Hartford (Conn.) HealthCare has spent the last few years implementing low-cost programs that have reduced length of stay, cut costs by millions of dollars per year and improved system operations.
These initiatives all share the same traits: they are low cost, high impact, culturally driven and leadership dependent. Here’s a brief overview of each project.
Reimagining the research infrastructure
Several years ago, Hartford HealthCare partnered with Cambridge-based Massachusetts Institute of Technology to reimagine its research infrastructure. The new priority: give researchers operational challenge projects that address hospital pain points, such as length of stay, operating room optimization and nurse scheduling models.
From that collaboration came a number of AI-powered tools created by doctoral students from MIT. These algorithms have been implemented across the system’s medical units and resulted in a 0.82-day reduction in length of stay, which translated into about $9.8 million in cost avoidance.
Researchers were also able to redesign the nurse scheduling process that considers skill set, seniority, personal preferences and other data. The AI-assisted model builds nurse schedules in 11 minutes — a task that used to take nurse managers eight hours. This reduced overhead and locum costs by 92%.
“This is what happens when we use research infrastructure and strong academic partnerships to apply artificial intelligence in practical, high-value ways,” Ajay Kumar, MD, chief clinical officer at the system, told Becker’s.
Clinical care redesign
Several years ago, the system launched a clinical care program that tracks clinical supplies and variations in how physicians use them. The dashboard allows every physician to see how much they spend on care delivery, down to the commodities used in surgery, and compare their costs with their peers. The dashboard spans all institutes and regions, and is only used to help physicians understand the cost of care they provide, compare the outcomes and identify areas for improvement.
This year alone, the program has saved $38 million by reducing variation and waste. It has also changed the culture.

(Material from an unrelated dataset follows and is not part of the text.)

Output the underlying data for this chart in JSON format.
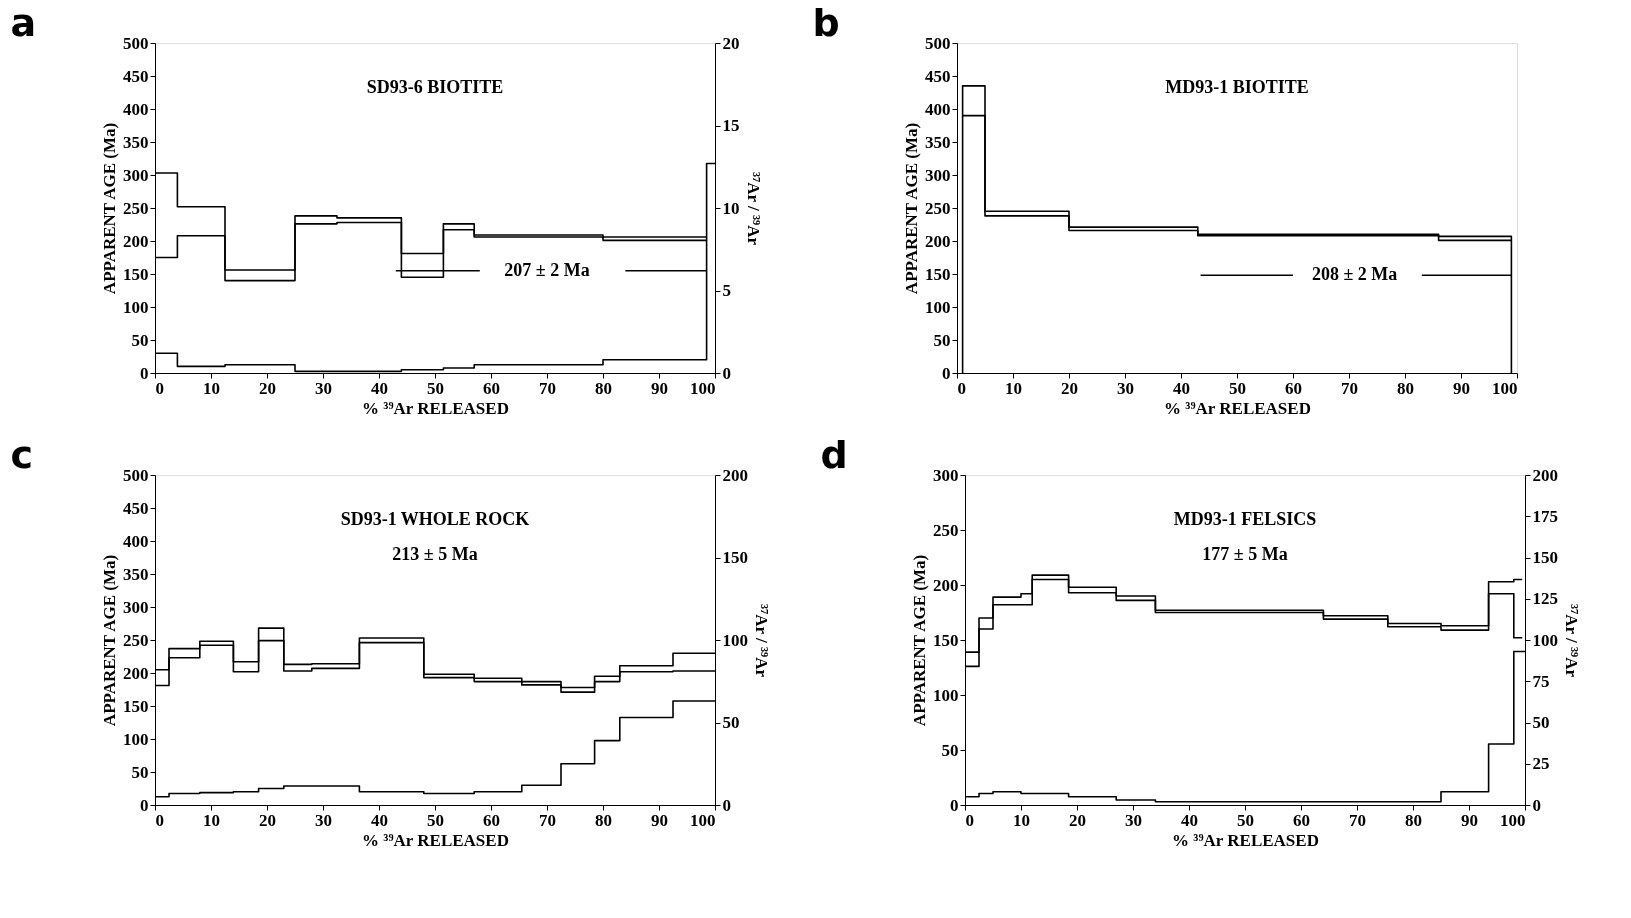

“Our clinicians are now more engaged with supply chain decisions and bring a value-driven mindset to vendor negotiations,” Dr. Kumar said. “Importantly, this program isn’t about cutting costs at all costs. In some cases, we’ve increased spending when higher-quality care required it. Our goal is value, not austerity.”
Business continuity assessment
The business continuity assessment is a systemwide analysis that looks at continuity as a core of quality.

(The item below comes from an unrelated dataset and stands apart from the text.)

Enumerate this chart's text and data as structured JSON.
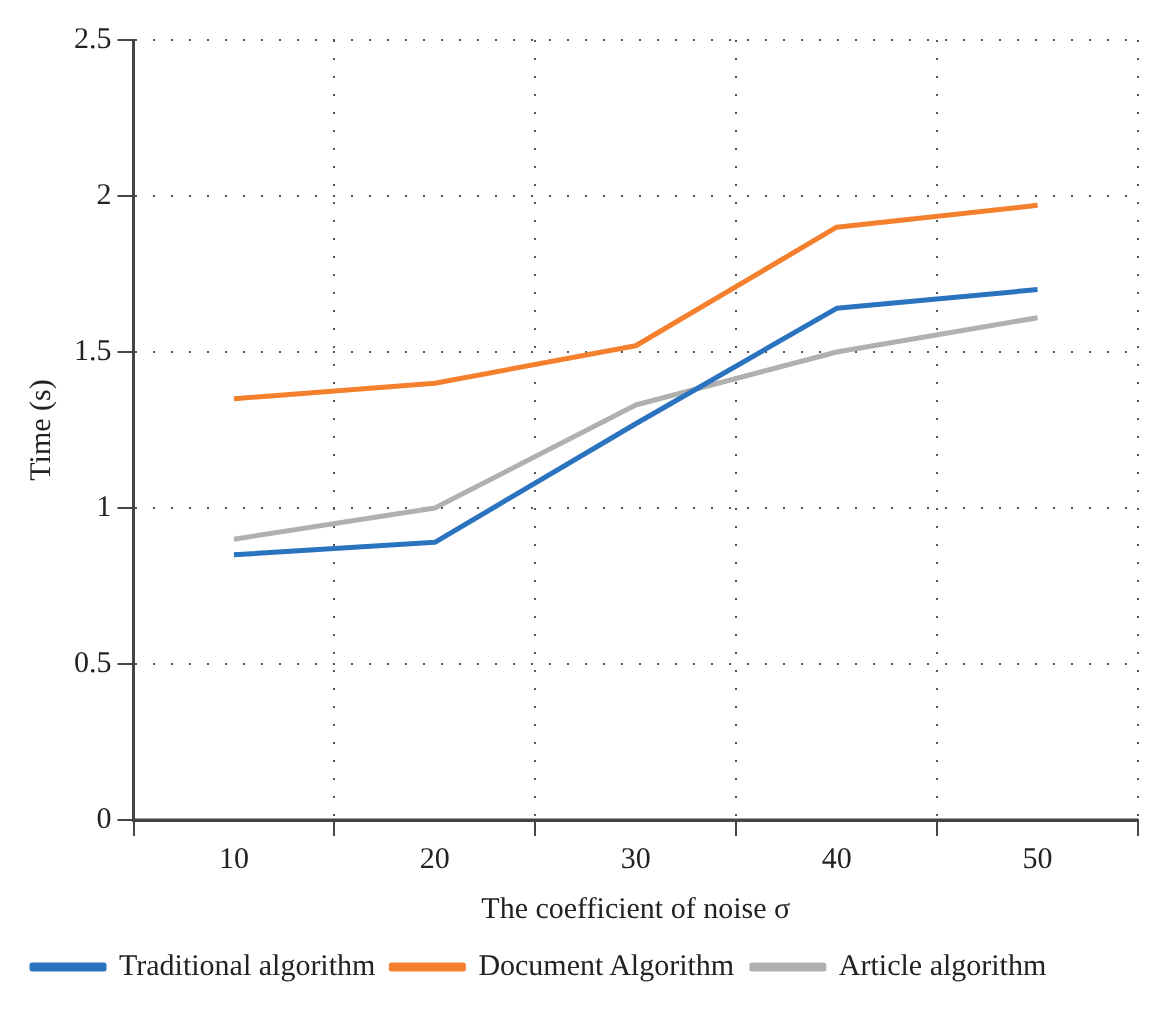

“If we’re not ready for the unexpected — whether it’s a cyberattack, natural disaster or infrastructure failure — we can’t serve our community effectively,” Dr. Kumar said. “We asked: If the system went down tomorrow, how would each unit continue operating? What are the escalation paths? What’s the downstream impact?”
The comprehensive assessment looks at continuity across clinical departments, accounting, HR, registration, billing and all others that help run the organization.

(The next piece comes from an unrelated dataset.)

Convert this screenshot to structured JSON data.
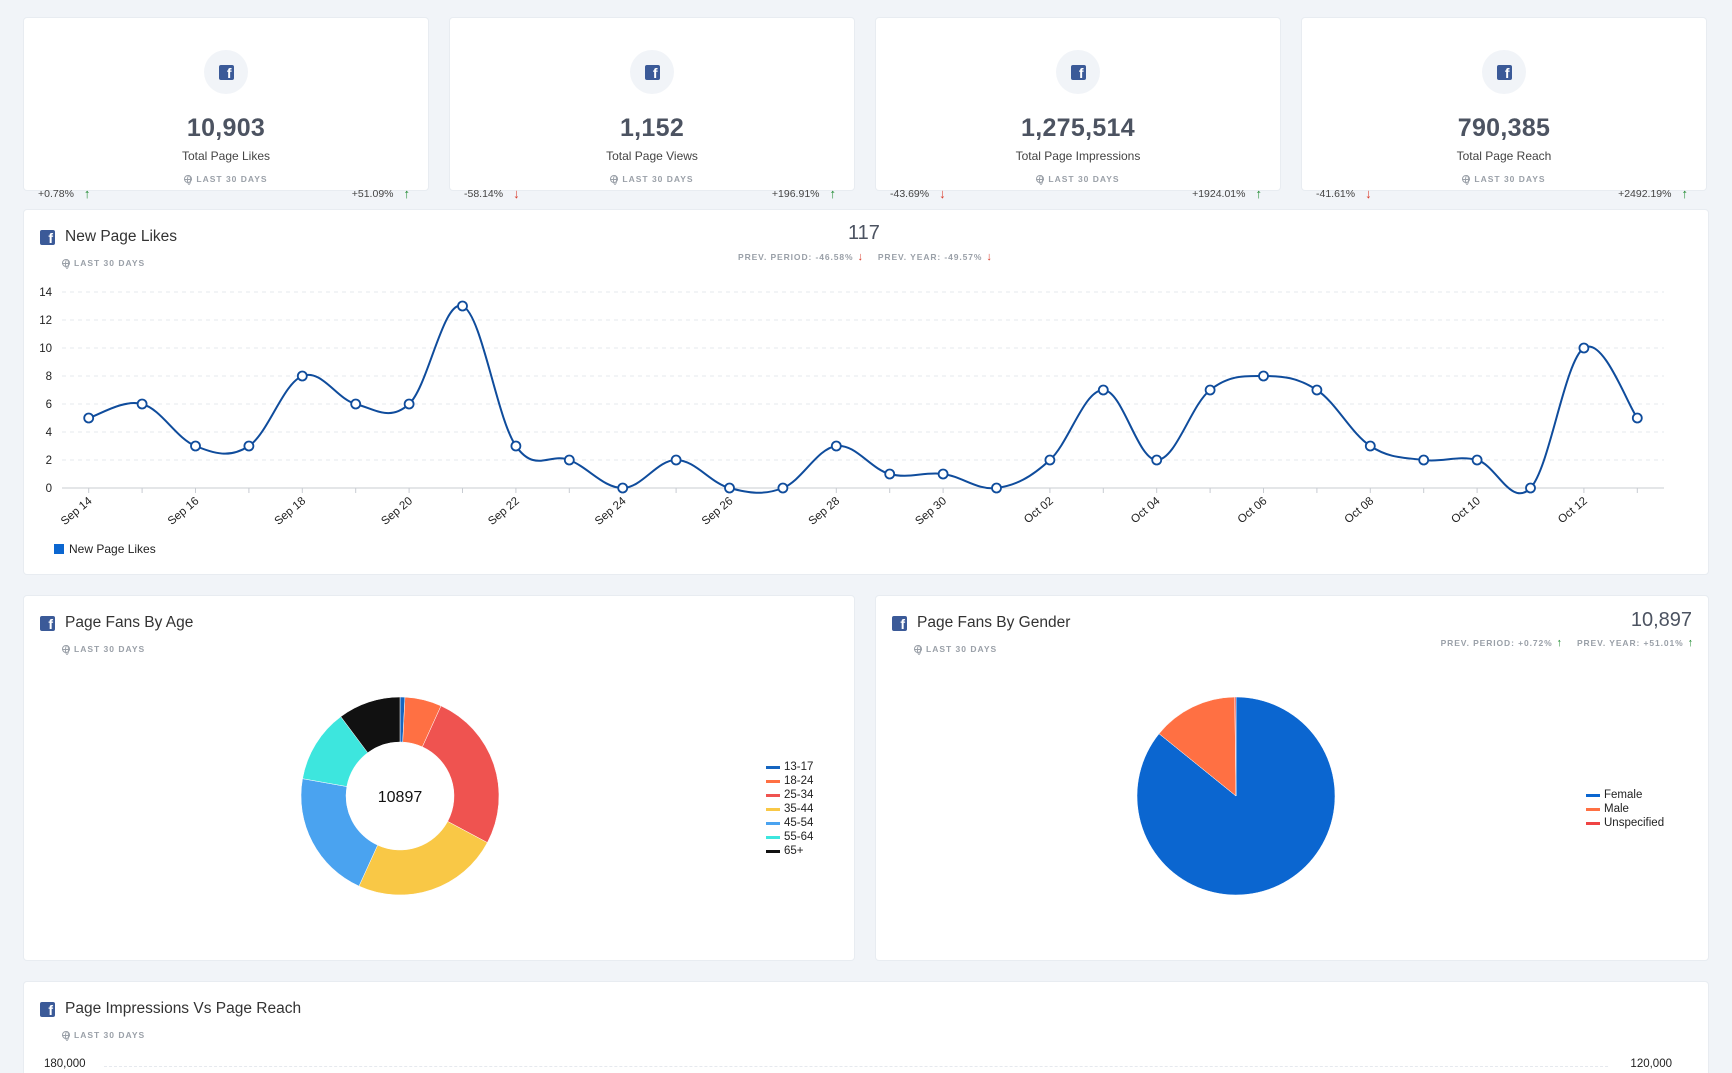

“We’re nearing completion now, and I believe it will pay dividends for years by improving system resilience and our ability to serve patients, no matter what happens,” he said.
AI governance committee
The system recently launched an artificial intelligence governance committee, which is among the first of its kind in the nation. The committee includes representatives from legal, human resources, communications and clinical teams. It reviews AI proposals and requires they demonstrate their impact on safety, quality, workforce and cost — not just novelty, Dr. Kumar said.
“Our governance committee prioritized AI tools that directly address diagnostic accuracy over ‘shiny’ but less impactful technologies,” he said. “That focus saves lives, reduces litigation and improves care quality — all while maintaining fiscal discipline. The committee gives us a structured, ethical way to innovate responsibly and align AI with our mission rather than distraction.”